The secular world at its wisest sees its own depths expressed in the religious symbolism and takes heart that such mystery has not departed from the earth. For clarity and mystery are not opposed to each other: the one is the light and the other is the warmth of the same fire.
The ‘other world’ and ‘this world’ are one and the same world, viewed through different lenses. The Other World is this world envisioned as fulfilled and reunited with its own essence. This World is the actual world heedless of its own depth and self-transcendence.
The religious and the secular are not side-by-side rivals, like say, Fenerbahçe fans and Galatasaray fans. Each contains the whole of human reality from a different point of view and intent. Religion embraces all of life, including its understanding and appreciation of the secular. It is the view, as Spinoza put it, sub specie aeternitatem—from the ultimate or eternal perspective, existentially experienced.
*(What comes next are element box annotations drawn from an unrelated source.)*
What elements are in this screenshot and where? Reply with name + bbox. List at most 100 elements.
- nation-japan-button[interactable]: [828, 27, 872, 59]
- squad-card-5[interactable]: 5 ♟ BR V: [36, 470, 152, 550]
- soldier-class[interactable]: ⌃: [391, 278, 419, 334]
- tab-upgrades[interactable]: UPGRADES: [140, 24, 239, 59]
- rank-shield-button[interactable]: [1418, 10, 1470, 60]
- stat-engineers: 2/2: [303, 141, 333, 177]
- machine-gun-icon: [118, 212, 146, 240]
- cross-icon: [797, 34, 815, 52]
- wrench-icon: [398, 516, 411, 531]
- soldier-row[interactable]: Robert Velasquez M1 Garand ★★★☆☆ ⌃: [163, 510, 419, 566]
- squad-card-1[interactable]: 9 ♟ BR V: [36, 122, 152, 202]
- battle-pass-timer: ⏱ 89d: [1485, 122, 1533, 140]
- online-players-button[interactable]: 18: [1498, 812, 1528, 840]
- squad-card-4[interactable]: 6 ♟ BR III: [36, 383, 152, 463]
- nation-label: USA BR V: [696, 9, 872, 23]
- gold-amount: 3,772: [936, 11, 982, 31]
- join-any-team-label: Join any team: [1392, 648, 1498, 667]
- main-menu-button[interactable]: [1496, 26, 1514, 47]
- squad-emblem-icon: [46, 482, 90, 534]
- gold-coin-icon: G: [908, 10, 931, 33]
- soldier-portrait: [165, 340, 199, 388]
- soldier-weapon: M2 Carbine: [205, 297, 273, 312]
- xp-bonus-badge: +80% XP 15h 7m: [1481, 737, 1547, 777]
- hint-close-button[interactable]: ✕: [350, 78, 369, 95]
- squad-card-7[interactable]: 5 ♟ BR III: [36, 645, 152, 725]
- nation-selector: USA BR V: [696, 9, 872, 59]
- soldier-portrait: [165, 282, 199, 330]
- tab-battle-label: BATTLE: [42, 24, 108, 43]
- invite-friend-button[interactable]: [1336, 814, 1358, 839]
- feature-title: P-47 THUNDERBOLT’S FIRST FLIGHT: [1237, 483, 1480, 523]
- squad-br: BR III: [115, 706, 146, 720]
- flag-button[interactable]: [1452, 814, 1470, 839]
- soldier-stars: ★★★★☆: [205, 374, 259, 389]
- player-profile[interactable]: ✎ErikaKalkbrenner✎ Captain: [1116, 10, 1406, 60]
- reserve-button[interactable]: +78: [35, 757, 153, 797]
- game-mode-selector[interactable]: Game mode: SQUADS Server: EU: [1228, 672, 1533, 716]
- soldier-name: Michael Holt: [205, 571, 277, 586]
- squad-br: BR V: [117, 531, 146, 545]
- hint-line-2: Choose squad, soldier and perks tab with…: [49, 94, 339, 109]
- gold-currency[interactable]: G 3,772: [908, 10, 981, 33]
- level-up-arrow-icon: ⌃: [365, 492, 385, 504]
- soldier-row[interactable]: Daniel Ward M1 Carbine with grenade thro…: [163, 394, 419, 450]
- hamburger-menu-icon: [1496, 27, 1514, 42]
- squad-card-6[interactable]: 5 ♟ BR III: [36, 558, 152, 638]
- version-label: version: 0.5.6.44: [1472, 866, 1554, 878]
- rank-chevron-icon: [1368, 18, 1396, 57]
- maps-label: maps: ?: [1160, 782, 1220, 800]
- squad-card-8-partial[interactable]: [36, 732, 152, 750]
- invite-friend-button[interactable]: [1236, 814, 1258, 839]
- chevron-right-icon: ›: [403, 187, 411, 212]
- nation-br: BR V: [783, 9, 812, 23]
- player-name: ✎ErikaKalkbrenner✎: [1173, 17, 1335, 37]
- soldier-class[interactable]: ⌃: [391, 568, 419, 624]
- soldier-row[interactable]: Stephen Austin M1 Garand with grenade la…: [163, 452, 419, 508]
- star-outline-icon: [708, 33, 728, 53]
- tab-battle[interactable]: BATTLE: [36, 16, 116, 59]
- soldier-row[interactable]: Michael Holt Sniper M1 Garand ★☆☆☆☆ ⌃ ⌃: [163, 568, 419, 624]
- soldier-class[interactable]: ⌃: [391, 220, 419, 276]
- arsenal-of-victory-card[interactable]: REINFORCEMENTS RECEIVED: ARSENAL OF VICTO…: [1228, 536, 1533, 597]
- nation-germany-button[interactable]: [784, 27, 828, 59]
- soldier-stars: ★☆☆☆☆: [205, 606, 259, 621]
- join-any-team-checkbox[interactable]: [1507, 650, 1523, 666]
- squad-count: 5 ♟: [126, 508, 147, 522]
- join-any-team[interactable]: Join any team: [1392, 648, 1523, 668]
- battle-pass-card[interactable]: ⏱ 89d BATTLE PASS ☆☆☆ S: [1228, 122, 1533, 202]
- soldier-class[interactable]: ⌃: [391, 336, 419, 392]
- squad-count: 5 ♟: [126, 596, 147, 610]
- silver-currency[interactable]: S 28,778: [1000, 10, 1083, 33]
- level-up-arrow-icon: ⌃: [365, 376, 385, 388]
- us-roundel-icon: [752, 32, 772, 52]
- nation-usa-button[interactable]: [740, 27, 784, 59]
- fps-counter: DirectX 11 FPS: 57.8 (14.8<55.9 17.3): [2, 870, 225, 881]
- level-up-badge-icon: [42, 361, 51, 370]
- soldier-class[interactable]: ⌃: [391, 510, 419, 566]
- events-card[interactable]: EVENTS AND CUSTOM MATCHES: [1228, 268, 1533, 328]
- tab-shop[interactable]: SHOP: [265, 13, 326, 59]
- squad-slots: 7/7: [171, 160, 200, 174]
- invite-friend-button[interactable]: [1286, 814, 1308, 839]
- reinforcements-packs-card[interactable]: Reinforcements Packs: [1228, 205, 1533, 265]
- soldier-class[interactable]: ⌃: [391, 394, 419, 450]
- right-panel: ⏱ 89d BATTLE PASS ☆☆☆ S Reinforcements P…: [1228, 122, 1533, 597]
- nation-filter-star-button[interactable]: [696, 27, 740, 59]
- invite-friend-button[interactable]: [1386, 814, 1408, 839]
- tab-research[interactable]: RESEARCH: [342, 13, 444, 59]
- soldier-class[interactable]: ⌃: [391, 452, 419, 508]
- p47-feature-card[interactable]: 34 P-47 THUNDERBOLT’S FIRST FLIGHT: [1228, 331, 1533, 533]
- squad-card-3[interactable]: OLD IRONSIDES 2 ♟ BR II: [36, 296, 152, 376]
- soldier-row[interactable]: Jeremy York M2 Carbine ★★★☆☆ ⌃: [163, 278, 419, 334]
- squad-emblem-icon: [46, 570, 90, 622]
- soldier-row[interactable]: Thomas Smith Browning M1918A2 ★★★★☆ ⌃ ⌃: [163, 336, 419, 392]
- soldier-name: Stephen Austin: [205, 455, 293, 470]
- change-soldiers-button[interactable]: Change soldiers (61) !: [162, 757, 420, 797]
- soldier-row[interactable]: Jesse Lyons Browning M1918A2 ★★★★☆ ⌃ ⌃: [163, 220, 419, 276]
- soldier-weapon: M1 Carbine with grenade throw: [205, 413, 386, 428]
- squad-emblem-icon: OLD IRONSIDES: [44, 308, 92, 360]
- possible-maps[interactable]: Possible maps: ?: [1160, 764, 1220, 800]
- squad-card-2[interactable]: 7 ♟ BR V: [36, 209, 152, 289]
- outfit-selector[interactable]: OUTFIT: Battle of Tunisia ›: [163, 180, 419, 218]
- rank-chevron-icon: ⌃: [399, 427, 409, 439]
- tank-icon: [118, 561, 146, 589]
The secular outlook also encompasses the whole human spectrum, with its own consideration of religion as a social and personal phenomenon. Each of us can operate in both spheres at once, and each society interweaves and sorts the two visions and their embodiments in one way or another, for better or for worse….
Perspective is all
Perspective lends depth to the flat, as in a painting. Perspective flattens the three-dimensional, as in a map. Both belong to us. Religion and the secular coalesce in spite of mutual resistance. Can they countenance each other in practice?
Religion both in private and in its inevitable public places of worship, shrines, sacred sites, cemeteries, must restrict itself to spiritual influence—for its own truth and integrity as much as for the commonweal. This may well and rightly affect all of human life, but as a yeast works, not as a jackhammer. This means sensitivity in public symbolism and expression, allowing for other religions and for those disaffected by religion (which is partly due to religion’s failure to be true to itself).
The institutions of the state, for their part, while resisting the encroachment of any religious authority to dictate to them, may admit that they, too, enshrine a kind of civic cult (‘Immortal Atatürk’, Anıtkabir, founding fathers and principles, national holidays, school ceremonies—just as the United States has its ‘civic religion’ of flag, military graveyards and memorials, Abraham Lincoln as martyr, the Constitution as sacrosanct text, Memorial Day, etc.). And the state can show sensitivity in accepting the right of people to affirm their religious or other identity in ways that do not compel or incite others (Nazi uniforms and KKK white sheets—stay home).
As I come from a republic that was wrestling with these issues even before it left the womb, 1776, just as the Turkish path to secular-religious accommodation pre-dated its official birth in 1923, I felicitate the Turkish Cumhuriyet on its course and fervently wish it well toward further equitable, and equable, progression.